— Предание гласит, — в страшном оцепенении заговорил Фостер, — что продавшиеся дьяволу души состоят не из праха, а из жира, который разъедают черви, покуда из тления не разовьется страшный источник жизни, и мучит их сера земная, и раздуваются они ужасно, и мучаются этим… и учатся ходить, ползая!

Более не в состоянии смотреть на существо, которое, упираясь, упало на колени в обреченной попытке перебороть захлестнувшую костлявое тело слабость, я глядел в пол. Кошмарное в своей "жизни", в своей "смерти", оно смогло достичь новых измерений безобразия и ужаса. Не мог я выносить вида жгучей глубины буравящих запавших глаз, через нас проникавших взглядом в дом. Во взгляде было нечто такое, отчего сама собой во мне поднималась паника.

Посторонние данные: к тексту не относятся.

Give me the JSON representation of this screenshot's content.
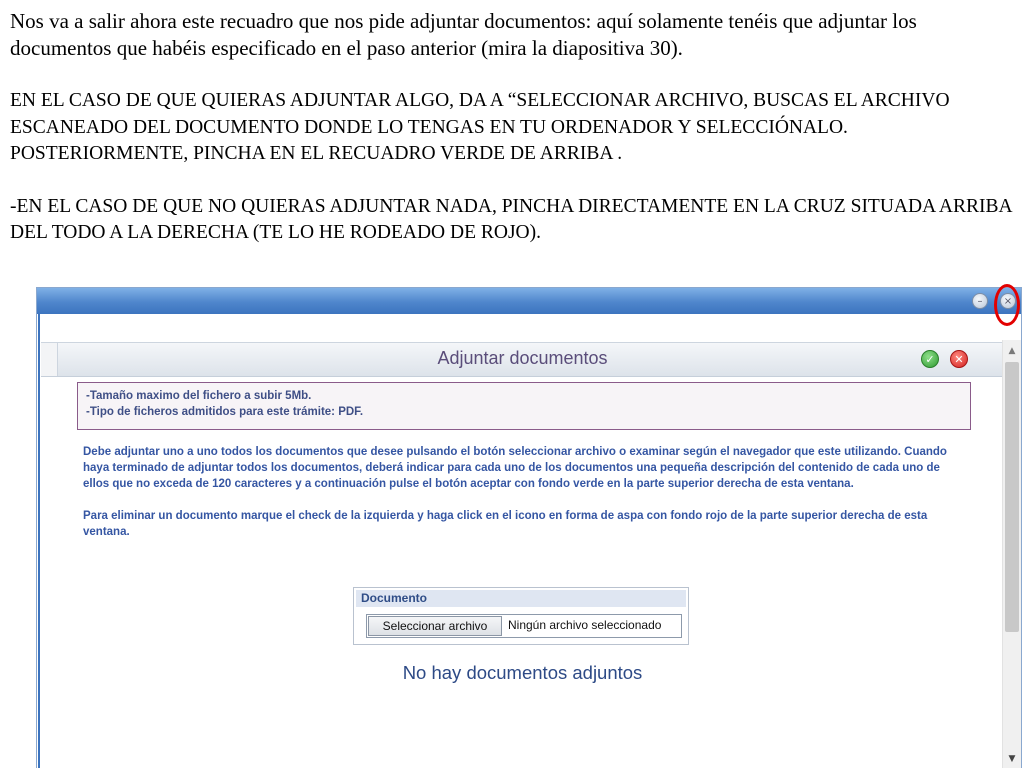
{
  "slide": {
    "paragraph1": "Nos va a salir ahora este recuadro que nos pide adjuntar documentos: aquí solamente tenéis que adjuntar los documentos que habéis especificado en el paso anterior (mira la diapositiva  30).",
    "paragraph2": "EN EL CASO DE QUE QUIERAS ADJUNTAR ALGO, DA A “SELECCIONAR ARCHIVO, BUSCAS EL ARCHIVO ESCANEADO DEL DOCUMENTO DONDE LO TENGAS EN TU ORDENADOR Y SELECCIÓNALO. POSTERIORMENTE, PINCHA EN EL RECUADRO VERDE DE ARRIBA .",
    "paragraph3": "-EN EL CASO DE QUE NO QUIERAS ADJUNTAR NADA, PINCHA DIRECTAMENTE  EN LA CRUZ SITUADA ARRIBA DEL TODO A LA DERECHA (TE LO HE RODEADO DE ROJO)."
  },
  "colors": {
    "titlebar": "#4f86cc",
    "highlight_ring": "#e30000",
    "accept": "#2f9a32",
    "reject": "#d21f1f",
    "header_title": "#5a4d7a",
    "instruction_text": "#3556a3"
  },
  "window": {
    "minimize_icon": "minimize-icon",
    "close_icon": "close-icon"
  },
  "dialog": {
    "title": "Adjuntar documentos",
    "accept_icon": "check-icon",
    "reject_icon": "x-icon",
    "info_lines": [
      "-Tamaño maximo del fichero a subir 5Mb.",
      "-Tipo de ficheros admitidos para este trámite: PDF."
    ],
    "instructions": [
      "Debe adjuntar uno a uno todos los documentos que desee pulsando el botón seleccionar archivo o examinar según el navegador que este utilizando. Cuando haya terminado de adjuntar todos los documentos, deberá indicar para cada uno de los documentos una pequeña descripción del contenido de cada uno de ellos que no exceda de 120 caracteres y a continuación pulse el botón aceptar con fondo verde en la parte superior derecha de esta ventana.",
      "Para eliminar un documento marque el check de la izquierda y haga click en el icono en forma de aspa con fondo rojo de la parte superior derecha de esta ventana."
    ],
    "document_label": "Documento",
    "file_button": "Seleccionar archivo",
    "file_status": "Ningún archivo seleccionado",
    "empty_message": "No hay documentos adjuntos"
  }
}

Вдруг за нашей спиной послышались звуки, словно кто-то быстро сбегал по лестнице. Это произошло так неожиданно, что я не смог среагировать сразу. Когда же я все-таки сообразил повернуться, мимо меня пронесся Пул. Я предостерегающе вскрикнул, но он оттолкнул меня и яростно набросился на Фостера. Маленький библиотекарь собрался обернуться, когда его настиг удар в челюсть. Даже не успев охнуть, Фостер отлетел к двери в подвал, пытаясь за нее удержаться. Но Пул не дал ему время на восстановление равновесия и со всей силы ударил в живот. Фостер сложился вдвое, и тут Пул схватил его за руку и толкнул в дверной проем. Не успел я ничего предпринять, как Фостер полетел во тьму с верхней ступени подвальной лестницы. Словно возродившись, мерзкий аббат заключил Фостера в объятия. По-видимому, не слишком понимая, что делает, библиотекарь размахнулся керосиновой лампой, которую все еще сжимал в руке, и неистово огрел ею страшное существо. Гнилостное разложение, вытекающее из черепа, плеснулось на лампу, которая померкла на мгновение, а потом упала на пол. Пламя метнулось вверх, лизнуло рясу аббата, затем переключилось на лужу керосина, растекшуюся у их ног. Будто подпитываясь не пинтой-двумя керосина из резервуара лампы, а чем-то большим, гудящий огонь взмыл вверх, истребляя в ревущем лютом пламени обоих.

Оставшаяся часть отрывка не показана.